Comments Page - The Role of Anchor Tokens in Self-Attention Networks

« Back The Role of Anchor Tokens in Self-Attention Networksarxiv.orgSubmitted by smooke 9 months ago

zopper 9 months ago
Surprised this isn't getting more attention. It is one of those papers that is very elegant and simple, yet very effective.
- forrestp 9 months ago
  It's expensive in this field to verify other people's work. There are a few other papers in the last 3 years that have the same high-level idea but call the anchor tokens something different -- Gist tokens being the only one I personally remember, but you can follow the citation chains back.

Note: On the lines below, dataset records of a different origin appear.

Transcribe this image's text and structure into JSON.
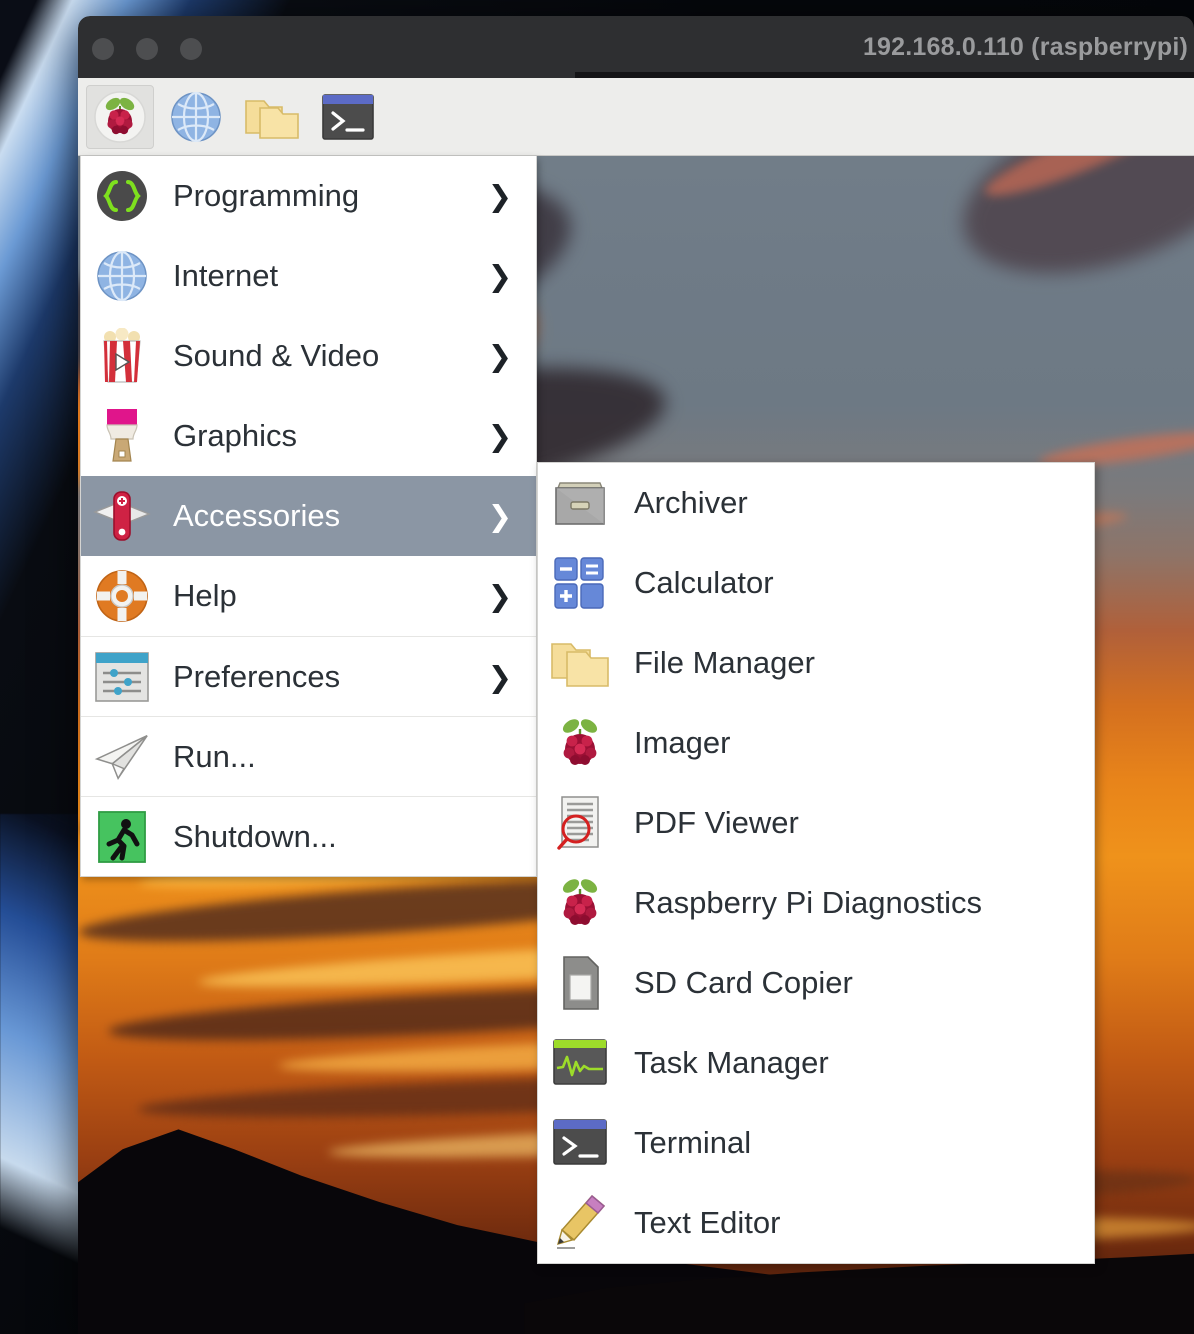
{
  "window": {
    "title": "192.168.0.110 (raspberrypi)",
    "traffic_lights": [
      "close-button",
      "minimize-button",
      "zoom-button"
    ]
  },
  "panel": {
    "buttons": [
      {
        "name": "raspberry-menu-button",
        "icon": "raspberry-pi-icon",
        "active": true
      },
      {
        "name": "web-browser-button",
        "icon": "globe-icon",
        "active": false
      },
      {
        "name": "file-manager-button",
        "icon": "folders-icon",
        "active": false
      },
      {
        "name": "terminal-button",
        "icon": "terminal-icon",
        "active": false
      }
    ]
  },
  "main_menu": {
    "items": [
      {
        "label": "Programming",
        "icon": "code-braces-icon",
        "arrow": "❯",
        "selected": false,
        "separator": false
      },
      {
        "label": "Internet",
        "icon": "globe-icon",
        "arrow": "❯",
        "selected": false,
        "separator": false
      },
      {
        "label": "Sound & Video",
        "icon": "popcorn-icon",
        "arrow": "❯",
        "selected": false,
        "separator": false
      },
      {
        "label": "Graphics",
        "icon": "paintbrush-icon",
        "arrow": "❯",
        "selected": false,
        "separator": false
      },
      {
        "label": "Accessories",
        "icon": "swiss-knife-icon",
        "arrow": "❯",
        "selected": true,
        "separator": false
      },
      {
        "label": "Help",
        "icon": "lifebuoy-icon",
        "arrow": "❯",
        "selected": false,
        "separator": false
      },
      {
        "label": "Preferences",
        "icon": "sliders-icon",
        "arrow": "❯",
        "selected": false,
        "separator": true
      },
      {
        "label": "Run...",
        "icon": "paper-plane-icon",
        "arrow": "",
        "selected": false,
        "separator": true
      },
      {
        "label": "Shutdown...",
        "icon": "exit-running-icon",
        "arrow": "",
        "selected": false,
        "separator": true
      }
    ]
  },
  "sub_menu": {
    "parent": "Accessories",
    "items": [
      {
        "label": "Archiver",
        "icon": "archive-box-icon"
      },
      {
        "label": "Calculator",
        "icon": "calculator-icon"
      },
      {
        "label": "File Manager",
        "icon": "folders-icon"
      },
      {
        "label": "Imager",
        "icon": "raspberry-pi-icon"
      },
      {
        "label": "PDF Viewer",
        "icon": "pdf-magnifier-icon"
      },
      {
        "label": "Raspberry Pi Diagnostics",
        "icon": "raspberry-pi-icon"
      },
      {
        "label": "SD Card Copier",
        "icon": "sd-card-icon"
      },
      {
        "label": "Task Manager",
        "icon": "task-monitor-icon"
      },
      {
        "label": "Terminal",
        "icon": "terminal-icon"
      },
      {
        "label": "Text Editor",
        "icon": "pencil-icon"
      }
    ]
  },
  "colors": {
    "titlebar": "#2e2f31",
    "title_text": "#9a9b9d",
    "panel_bg": "#ededeb",
    "menu_bg": "#ffffff",
    "menu_text": "#2b3137",
    "selection_bg": "#8b96a4",
    "selection_text": "#ffffff",
    "wallpaper_sky": "#6f7b87",
    "wallpaper_sunset": "#ef921b"
  }
}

  Those other papers sounded like a godsend but have deficits that you only find out about if you try to use them against non-cherry-picked use-cases. I think they are on average getting better though with time.
  They call out their limitations in the bottom of the paper. For these kinds of models, it would be nice to see them exploiting & measuring the weaknesses of compressive memory -> producing exact outputs. This would be things retrieving multiple things out of context exactly, arithmetic, or copy-pasting high-entropy bits (e.g. where a basic n-gram model can't bias you out of the blurry pieces).
  The other side of it is there is often some difficulty in reproducing training for some of these architectures -- the training can be highly unstable and both difficult + expensive to dial-in on a real-world model. We see their best training run, not their 500 runs where they changed hyperparameters b/c the loss kept exploding randomly (compare this to text-only llama-esque architectures where they are wildly stable at training time / predictable / easy to invest into and hyperparams are easy to find from prior art).
  I think we are still many papers away from something ready-for-prod on this concept, but I am personally optimistic.
wantsanagent 9 months ago
Someone explain to me how this isn't reinventing LSTMs please.
- toxik 9 months ago
  I don’t understand why you think they are even similar. This is still doing pairwise attention.
  wantsanagent 9 months ago
  An LSTM takes a series of values and uses a combination of gates to determine critical information to hold on to or forget as a sequence unfolds. This is a compressive technique that removes the requirement of having all previous sequence information at the time of a particular inference.
  This paper "compress sequence information into an anchor token" which is then used at inference time to reduce the information required for prediction as well as speed up that prediction. They do this via "continually pre-training the model to compress sequence information into the anchor token."